Nope, no mention of how they do anything to alleviate overfitting. These benchmarks are getting tiresome.
I know this is focused solely on performance, but cost is a major factor here.
Story as old as time.
Apparently this is in support of their 2.0 release: https://www.qodo.ai/blog/introducing-qodo-2-0-agentic-code-r...
> We believe that code review is not a narrow task; it encompasses many distinct responsibilities that happen at once. [...]
> Qodo 2.0 addresses this with a multi-agent expert review architecture. Instead of treating code review as a single, broad task, Qodo breaks it into focused responsibilities handled by specialized agents. Each agent is optimized for a specific type of analysis and operates with its own dedicated context, rather than competing for attention in a single pass. This allows Qodo to go deeper in each area without slowing reviews down.
> To keep feedback focused, Qodo includes a judge agent that evaluates findings across agents. The judge agent resolves conflicts, removes duplicates, and filters out low-signal results.

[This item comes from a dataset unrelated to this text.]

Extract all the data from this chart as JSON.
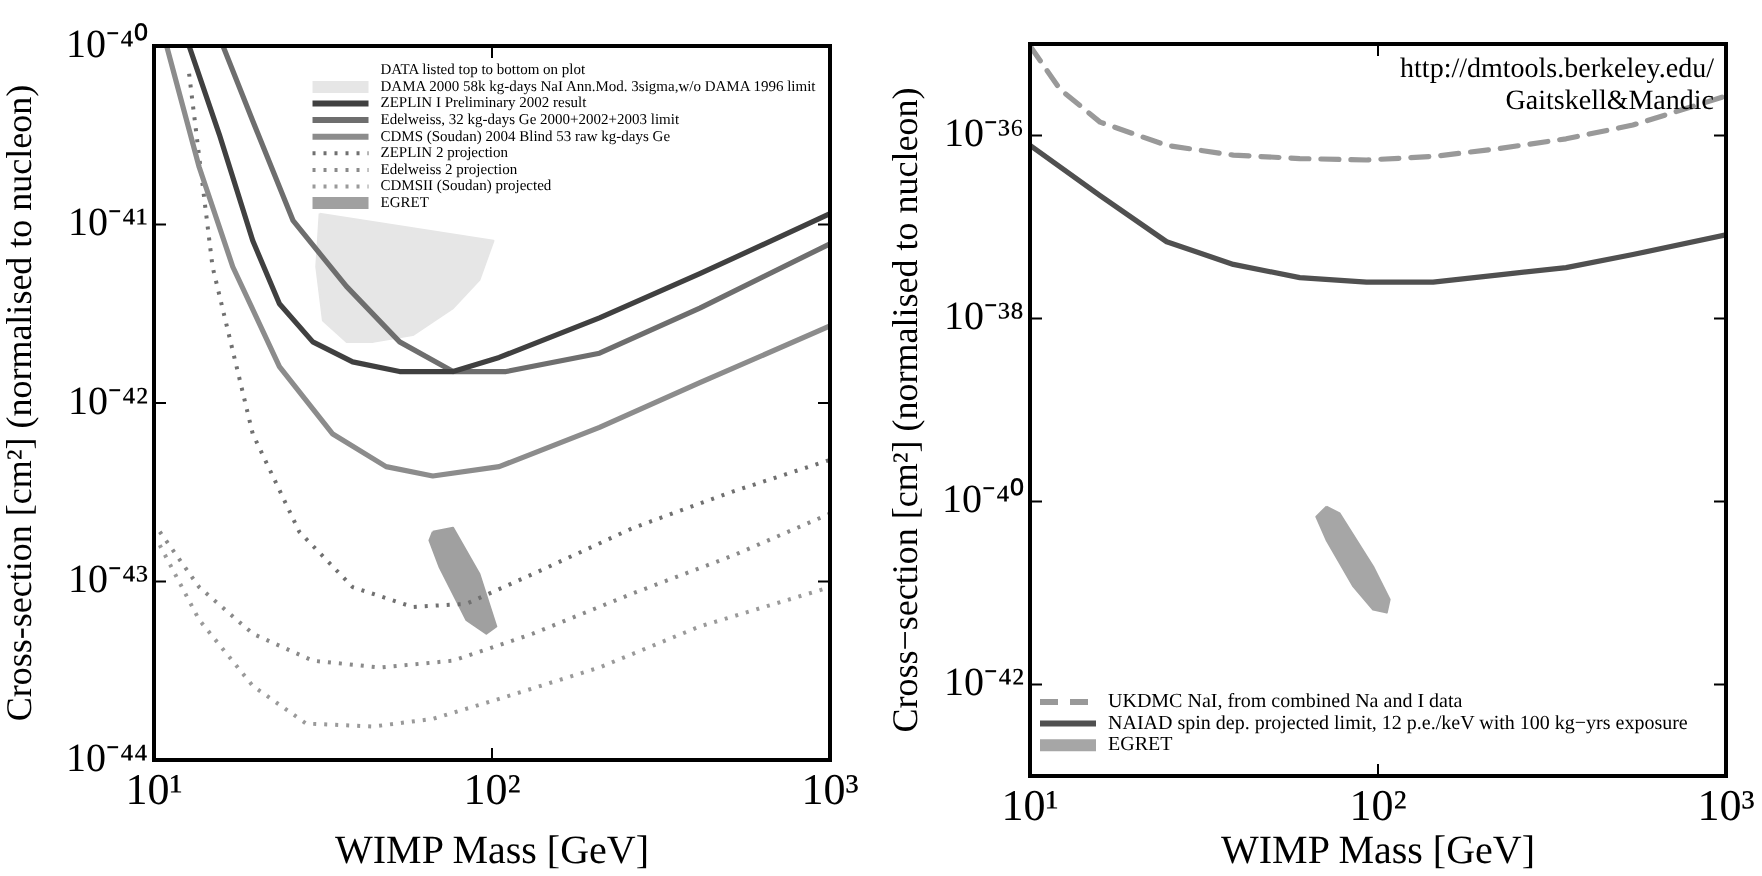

Only issues that meet a high confidence and relevance threshold make it into the final review.
> Qodo’s agentic PR review extends context beyond the codebase by incorporating pull request history as a first-class signal.
CuriouslyC•1h ago
Agents are pretty good at suggesting ways to improve a piece of code though, if you get a bunch of agents to wear different hats and debate improvements to a piece of software it can produce some very useful insights.